El texto del proyecto establece la jornada laboral de 8 horas diarias o 48 semanales para los trabajadores rurales de todo el país, desde el lunes hasta el mediodía del sábado, sin excepciones. También regula el pago de horas extras: 50% por encima de los máximos diarios y semanales establecidos y el doble los sábados después de las 13, los domingos y los feriados. Equipara así al trabajador rural con el resto de los trabajadores, acabando con el estado de marginalidad y discriminación en el que, hasta ahora, están sumidos.

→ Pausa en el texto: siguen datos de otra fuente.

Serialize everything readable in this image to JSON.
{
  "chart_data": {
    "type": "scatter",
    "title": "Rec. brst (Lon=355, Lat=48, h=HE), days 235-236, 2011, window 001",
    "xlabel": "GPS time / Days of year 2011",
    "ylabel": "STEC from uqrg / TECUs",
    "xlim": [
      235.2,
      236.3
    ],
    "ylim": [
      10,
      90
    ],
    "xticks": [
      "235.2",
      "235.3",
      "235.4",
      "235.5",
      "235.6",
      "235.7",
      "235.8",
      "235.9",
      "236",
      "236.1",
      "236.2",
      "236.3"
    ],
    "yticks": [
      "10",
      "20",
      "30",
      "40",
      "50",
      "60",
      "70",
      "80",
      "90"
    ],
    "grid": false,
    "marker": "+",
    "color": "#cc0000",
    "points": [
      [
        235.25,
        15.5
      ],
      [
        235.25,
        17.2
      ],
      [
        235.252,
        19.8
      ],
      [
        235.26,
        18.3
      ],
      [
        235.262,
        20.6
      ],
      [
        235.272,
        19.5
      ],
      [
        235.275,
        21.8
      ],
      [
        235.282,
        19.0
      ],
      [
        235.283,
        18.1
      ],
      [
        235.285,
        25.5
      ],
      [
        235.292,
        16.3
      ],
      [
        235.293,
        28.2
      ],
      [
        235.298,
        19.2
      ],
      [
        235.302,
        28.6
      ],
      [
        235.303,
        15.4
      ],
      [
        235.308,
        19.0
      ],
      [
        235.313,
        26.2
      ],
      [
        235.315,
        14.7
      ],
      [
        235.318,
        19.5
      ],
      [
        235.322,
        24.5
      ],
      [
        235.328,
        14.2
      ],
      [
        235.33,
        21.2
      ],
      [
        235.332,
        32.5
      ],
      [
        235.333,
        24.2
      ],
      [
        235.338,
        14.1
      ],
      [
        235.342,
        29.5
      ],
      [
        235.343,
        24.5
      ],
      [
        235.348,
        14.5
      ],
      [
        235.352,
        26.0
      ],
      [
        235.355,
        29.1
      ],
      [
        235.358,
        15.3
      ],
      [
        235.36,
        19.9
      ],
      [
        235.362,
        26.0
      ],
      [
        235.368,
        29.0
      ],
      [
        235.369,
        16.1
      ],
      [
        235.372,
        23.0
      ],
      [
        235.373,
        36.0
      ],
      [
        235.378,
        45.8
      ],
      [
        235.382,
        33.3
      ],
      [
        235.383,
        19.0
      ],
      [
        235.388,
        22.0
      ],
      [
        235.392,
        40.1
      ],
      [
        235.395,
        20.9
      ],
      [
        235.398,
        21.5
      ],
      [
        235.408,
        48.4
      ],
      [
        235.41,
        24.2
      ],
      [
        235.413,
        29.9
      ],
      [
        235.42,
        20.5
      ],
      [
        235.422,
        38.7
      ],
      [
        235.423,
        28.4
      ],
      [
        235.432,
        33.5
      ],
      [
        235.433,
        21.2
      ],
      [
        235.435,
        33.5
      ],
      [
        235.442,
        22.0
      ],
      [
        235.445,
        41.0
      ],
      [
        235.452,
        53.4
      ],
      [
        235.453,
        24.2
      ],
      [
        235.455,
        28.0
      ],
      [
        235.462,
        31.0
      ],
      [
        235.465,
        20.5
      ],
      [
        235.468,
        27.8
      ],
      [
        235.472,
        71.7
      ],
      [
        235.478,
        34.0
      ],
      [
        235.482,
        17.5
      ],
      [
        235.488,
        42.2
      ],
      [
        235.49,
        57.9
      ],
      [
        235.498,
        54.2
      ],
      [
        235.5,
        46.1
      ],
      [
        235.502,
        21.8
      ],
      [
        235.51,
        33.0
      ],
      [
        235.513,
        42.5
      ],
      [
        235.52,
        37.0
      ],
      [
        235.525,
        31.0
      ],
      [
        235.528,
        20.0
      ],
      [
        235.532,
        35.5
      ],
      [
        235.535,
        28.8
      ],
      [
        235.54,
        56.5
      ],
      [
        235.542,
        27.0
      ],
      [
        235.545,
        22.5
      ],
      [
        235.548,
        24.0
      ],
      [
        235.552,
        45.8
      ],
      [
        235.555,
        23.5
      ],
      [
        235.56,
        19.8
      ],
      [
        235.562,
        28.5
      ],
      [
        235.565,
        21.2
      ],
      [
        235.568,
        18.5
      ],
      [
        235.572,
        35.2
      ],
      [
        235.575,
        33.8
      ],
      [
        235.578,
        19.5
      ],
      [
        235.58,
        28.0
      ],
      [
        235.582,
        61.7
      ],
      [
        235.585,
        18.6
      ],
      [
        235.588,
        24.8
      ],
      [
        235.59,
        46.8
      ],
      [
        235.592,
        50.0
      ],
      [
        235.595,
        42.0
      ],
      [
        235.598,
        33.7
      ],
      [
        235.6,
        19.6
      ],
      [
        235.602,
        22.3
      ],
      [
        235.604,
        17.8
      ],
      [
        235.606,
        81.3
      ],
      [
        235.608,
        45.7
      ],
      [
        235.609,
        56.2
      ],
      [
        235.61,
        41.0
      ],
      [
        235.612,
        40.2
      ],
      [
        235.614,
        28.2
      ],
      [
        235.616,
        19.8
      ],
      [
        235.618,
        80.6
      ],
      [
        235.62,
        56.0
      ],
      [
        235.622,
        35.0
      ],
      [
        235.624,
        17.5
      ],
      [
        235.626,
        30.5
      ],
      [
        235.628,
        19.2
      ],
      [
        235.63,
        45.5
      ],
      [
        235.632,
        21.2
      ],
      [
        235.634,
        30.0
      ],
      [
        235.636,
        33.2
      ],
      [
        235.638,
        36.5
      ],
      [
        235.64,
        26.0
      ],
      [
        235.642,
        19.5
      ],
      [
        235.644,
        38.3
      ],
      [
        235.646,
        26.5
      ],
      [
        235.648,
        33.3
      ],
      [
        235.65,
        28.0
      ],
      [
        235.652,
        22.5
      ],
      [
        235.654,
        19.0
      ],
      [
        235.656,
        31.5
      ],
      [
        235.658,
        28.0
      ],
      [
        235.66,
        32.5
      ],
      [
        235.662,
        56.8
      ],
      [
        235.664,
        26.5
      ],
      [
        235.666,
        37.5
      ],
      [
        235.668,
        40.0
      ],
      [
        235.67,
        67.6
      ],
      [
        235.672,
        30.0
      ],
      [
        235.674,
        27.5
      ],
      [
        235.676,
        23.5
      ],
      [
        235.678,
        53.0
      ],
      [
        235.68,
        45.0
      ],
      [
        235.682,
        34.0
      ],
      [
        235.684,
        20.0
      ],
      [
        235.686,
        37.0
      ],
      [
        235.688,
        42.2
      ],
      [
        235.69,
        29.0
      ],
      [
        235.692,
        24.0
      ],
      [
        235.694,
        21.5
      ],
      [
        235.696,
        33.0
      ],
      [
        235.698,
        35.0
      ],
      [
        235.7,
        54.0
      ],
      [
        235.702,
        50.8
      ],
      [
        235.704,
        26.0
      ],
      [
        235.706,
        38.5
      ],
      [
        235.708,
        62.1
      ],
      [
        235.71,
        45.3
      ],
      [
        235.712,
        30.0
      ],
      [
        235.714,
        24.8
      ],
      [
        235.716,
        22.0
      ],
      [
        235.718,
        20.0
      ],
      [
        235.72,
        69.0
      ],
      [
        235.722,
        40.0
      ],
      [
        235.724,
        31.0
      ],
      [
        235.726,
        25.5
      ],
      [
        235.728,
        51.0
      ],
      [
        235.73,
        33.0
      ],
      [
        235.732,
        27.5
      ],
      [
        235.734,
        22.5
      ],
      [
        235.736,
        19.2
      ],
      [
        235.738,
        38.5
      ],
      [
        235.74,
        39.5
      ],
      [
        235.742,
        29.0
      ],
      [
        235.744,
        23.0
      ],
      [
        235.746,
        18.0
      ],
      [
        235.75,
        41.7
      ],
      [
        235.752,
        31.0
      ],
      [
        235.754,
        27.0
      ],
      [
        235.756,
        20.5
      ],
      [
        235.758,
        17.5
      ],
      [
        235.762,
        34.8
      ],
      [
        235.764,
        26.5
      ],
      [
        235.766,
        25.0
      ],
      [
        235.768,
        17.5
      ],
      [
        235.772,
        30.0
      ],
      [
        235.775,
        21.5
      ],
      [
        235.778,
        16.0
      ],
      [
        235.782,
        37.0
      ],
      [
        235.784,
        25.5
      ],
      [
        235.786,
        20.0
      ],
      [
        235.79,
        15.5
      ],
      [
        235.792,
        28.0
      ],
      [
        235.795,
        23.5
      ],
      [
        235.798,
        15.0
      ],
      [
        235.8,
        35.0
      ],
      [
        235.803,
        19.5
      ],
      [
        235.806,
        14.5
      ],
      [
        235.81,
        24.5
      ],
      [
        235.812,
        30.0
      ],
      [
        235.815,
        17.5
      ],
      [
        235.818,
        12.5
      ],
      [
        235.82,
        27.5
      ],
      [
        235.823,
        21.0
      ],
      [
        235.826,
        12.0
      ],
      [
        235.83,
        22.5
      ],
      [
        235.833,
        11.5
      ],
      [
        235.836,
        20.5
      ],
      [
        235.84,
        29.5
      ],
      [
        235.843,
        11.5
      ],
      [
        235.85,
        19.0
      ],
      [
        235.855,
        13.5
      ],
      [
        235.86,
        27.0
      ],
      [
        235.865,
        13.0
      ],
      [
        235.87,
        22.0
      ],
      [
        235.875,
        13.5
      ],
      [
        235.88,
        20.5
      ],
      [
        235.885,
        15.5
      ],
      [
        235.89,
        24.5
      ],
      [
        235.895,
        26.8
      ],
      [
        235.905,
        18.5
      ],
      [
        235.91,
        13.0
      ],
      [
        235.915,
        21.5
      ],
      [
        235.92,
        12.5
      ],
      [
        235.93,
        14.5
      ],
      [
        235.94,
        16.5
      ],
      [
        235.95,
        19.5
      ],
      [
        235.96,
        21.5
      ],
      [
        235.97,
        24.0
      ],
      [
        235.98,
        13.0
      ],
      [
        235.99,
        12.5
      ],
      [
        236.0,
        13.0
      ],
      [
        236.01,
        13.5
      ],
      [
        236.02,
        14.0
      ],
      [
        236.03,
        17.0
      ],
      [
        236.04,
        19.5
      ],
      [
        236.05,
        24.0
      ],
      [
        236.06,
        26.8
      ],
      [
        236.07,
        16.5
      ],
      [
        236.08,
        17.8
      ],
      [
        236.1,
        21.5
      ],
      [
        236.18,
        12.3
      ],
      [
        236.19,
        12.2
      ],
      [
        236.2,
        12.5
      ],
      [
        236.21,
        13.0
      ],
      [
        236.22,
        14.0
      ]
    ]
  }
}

Uno de los puntos del proyecto más resistidos es la creación del Registro Nacional de Trabajadores y Empleadores Agrarios, en el ámbito del Ministerio de Trabajo, que absorberá al Registro Nacional de Trabajadores Rurales y Empleadores (Renatre), organismo autárquico controlado por las cuatro organizaciones de la Mesa de Enlace y por el sindicato UATRE, que tiene a su cargo el registro de las empresas y los trabajadores del sector.
Esta entidad, donde se lucen la patronal agropecuaria y su estrecho aliado, el sindicalista Gerónimo “Momo” Venegas, no tuvo participación en ninguna denuncia por las condiciones infrahumanas a que son sistemáticamente sometidos los trabajadores rurales.
Sobrevendrá probablemente un duro debate parlamentario. En la discusión sobre la necesidad de mejorar salarios y ampliar derechos o mantener todo como está, se pondrá a prueba el interés que representa cada sector. Desde el gobierno, felizmente, se continúa privilegiando la reparación social por encima de cualquier otra cosa.